At a hearing Tuesday, BPD Sgt. Det. William Gallagher said he and his partner were in Chinatown monitoring restaurants shortly before midnight on Oct. 21 when they noticed a long line outside China Pearl, 9 Tyler St. - and that many of the people in the line appeared to be very young. The detectives got out, went inside and found the place crowded with young people, including three women who, when they questioned them, "readily admitted to being under 21." The three, all Brazilians, had used fake Colombian ID cards and licenses to get served, he said.
Also, the lights on the stairs to the third floor were all turned off, which he said signaled "rave" to him. Fearing for the safety of the people inside, he told a manager "this event is over" and ordered him to shut the place down.
Restaurant attorney Kristen Scanlon objected to the use of the word "rave," and said all the people were there for a private event, an invite-only album release, not a rave. She said the restaurant has been in operation for four decades with no history of being dinged for underaged drinkers. China Pearl, which already dedicated male and female door people to check IDs, has since added a computerized scanner to further check, a manager said.
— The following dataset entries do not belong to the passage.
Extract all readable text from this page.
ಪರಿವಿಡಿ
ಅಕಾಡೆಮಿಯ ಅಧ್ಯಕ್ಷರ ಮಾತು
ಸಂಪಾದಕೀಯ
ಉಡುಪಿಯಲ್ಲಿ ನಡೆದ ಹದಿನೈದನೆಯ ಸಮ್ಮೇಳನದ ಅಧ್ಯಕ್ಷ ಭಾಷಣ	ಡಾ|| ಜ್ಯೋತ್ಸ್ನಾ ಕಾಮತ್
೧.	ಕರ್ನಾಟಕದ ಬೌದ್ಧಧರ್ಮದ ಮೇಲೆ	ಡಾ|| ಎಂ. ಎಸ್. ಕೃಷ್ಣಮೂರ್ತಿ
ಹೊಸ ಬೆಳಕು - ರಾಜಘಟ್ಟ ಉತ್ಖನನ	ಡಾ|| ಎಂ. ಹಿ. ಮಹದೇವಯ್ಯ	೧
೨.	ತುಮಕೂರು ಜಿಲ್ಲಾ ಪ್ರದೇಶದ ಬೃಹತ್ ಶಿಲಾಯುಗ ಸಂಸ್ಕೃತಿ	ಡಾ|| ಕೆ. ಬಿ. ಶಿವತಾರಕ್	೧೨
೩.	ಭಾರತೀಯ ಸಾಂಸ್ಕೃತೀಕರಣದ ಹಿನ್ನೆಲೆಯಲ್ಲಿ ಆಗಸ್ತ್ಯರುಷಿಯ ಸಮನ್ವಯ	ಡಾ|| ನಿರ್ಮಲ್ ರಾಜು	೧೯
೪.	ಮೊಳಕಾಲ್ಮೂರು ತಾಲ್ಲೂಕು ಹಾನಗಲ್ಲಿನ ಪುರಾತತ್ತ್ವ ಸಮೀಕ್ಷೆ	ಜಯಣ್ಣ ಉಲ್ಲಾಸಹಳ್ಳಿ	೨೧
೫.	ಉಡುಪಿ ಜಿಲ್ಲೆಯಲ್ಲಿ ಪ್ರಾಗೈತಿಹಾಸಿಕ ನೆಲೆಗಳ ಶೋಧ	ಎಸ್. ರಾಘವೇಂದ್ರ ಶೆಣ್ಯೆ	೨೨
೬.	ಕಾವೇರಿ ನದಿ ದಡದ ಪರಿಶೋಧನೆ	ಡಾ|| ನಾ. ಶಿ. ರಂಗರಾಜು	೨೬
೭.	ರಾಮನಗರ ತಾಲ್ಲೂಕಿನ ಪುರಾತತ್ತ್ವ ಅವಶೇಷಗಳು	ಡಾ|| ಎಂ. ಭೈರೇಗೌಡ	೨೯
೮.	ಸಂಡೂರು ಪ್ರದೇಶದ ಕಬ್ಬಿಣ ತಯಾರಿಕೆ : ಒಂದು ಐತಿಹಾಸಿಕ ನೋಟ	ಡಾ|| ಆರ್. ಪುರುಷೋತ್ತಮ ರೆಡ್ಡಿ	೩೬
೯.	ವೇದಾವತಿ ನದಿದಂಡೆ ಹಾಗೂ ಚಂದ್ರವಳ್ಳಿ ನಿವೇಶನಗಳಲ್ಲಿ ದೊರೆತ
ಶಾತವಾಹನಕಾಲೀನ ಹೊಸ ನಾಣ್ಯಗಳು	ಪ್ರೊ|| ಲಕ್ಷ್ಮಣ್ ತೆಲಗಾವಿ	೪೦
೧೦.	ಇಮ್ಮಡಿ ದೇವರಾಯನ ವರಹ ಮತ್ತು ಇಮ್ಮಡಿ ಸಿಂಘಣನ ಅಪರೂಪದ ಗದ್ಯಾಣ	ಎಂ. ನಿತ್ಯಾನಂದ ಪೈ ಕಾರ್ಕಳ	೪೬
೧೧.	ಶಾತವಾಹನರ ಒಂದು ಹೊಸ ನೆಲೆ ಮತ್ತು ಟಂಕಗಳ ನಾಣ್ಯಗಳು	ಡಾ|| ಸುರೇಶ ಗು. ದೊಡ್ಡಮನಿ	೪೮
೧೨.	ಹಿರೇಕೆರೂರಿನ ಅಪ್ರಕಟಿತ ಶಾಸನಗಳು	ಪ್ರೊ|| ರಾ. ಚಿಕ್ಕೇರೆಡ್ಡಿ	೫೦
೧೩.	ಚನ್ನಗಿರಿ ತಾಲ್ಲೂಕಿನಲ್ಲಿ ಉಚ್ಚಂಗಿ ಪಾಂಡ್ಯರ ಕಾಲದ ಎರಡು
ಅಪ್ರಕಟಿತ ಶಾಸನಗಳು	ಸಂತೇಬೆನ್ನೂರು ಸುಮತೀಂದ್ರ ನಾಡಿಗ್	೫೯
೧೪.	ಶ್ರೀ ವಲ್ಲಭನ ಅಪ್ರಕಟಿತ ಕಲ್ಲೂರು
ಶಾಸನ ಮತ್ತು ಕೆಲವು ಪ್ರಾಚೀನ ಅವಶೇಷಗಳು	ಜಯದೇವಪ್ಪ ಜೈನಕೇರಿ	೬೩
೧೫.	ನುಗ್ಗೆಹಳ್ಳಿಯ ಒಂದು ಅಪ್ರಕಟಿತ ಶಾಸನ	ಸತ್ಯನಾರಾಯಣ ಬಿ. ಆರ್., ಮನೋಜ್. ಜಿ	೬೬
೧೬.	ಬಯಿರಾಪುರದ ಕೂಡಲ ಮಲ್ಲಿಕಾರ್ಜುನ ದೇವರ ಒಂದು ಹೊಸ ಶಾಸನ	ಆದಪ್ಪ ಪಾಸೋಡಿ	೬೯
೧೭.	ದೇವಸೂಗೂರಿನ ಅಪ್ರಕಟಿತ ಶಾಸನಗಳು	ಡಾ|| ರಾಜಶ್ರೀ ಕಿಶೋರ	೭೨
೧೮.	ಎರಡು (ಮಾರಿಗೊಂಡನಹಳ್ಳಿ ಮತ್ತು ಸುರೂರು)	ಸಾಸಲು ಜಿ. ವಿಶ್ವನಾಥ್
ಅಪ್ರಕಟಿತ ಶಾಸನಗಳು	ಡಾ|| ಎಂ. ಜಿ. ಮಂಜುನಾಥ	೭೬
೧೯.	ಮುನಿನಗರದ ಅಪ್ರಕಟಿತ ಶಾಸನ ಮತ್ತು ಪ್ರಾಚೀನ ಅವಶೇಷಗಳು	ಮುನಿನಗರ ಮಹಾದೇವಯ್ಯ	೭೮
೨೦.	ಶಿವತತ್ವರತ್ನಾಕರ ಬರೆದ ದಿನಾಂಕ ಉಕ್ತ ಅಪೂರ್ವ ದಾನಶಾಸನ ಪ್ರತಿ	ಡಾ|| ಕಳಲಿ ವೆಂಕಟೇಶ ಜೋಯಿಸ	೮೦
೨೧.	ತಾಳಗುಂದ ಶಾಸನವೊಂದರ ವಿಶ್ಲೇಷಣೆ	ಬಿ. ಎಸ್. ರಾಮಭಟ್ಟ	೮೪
In response to a question from the board, Gallagher said there appeared to be way more under-21 drinkers inside at the time, but that he and partner Det. Eddie Hernandez didn't do additional checks after finding the first three, because that was enough to prove a violation. "We're not into piling on," he said.
That incident was enough for a warning, ordered by the board at a meeting this morning.
What led to the one-day suspension order, came from the detectives' return trip to Tyler Street the next night, for a random visit to Shojo, China Pearl's pan-Asian cocktail bar. Hernandez said he and Gallagher spotted three young-looking people at a table with liquor. A license-scanning app the detectives had immediately signaled their out-of-state licenses were fraudulent, he said.
Board members said it was pretty obvious that even after having the whole place shut down in part for underage drinking, the restaurant took no immediate steps to prevent a recurrence, possibly thinking the licensing cops would not return again the very next night.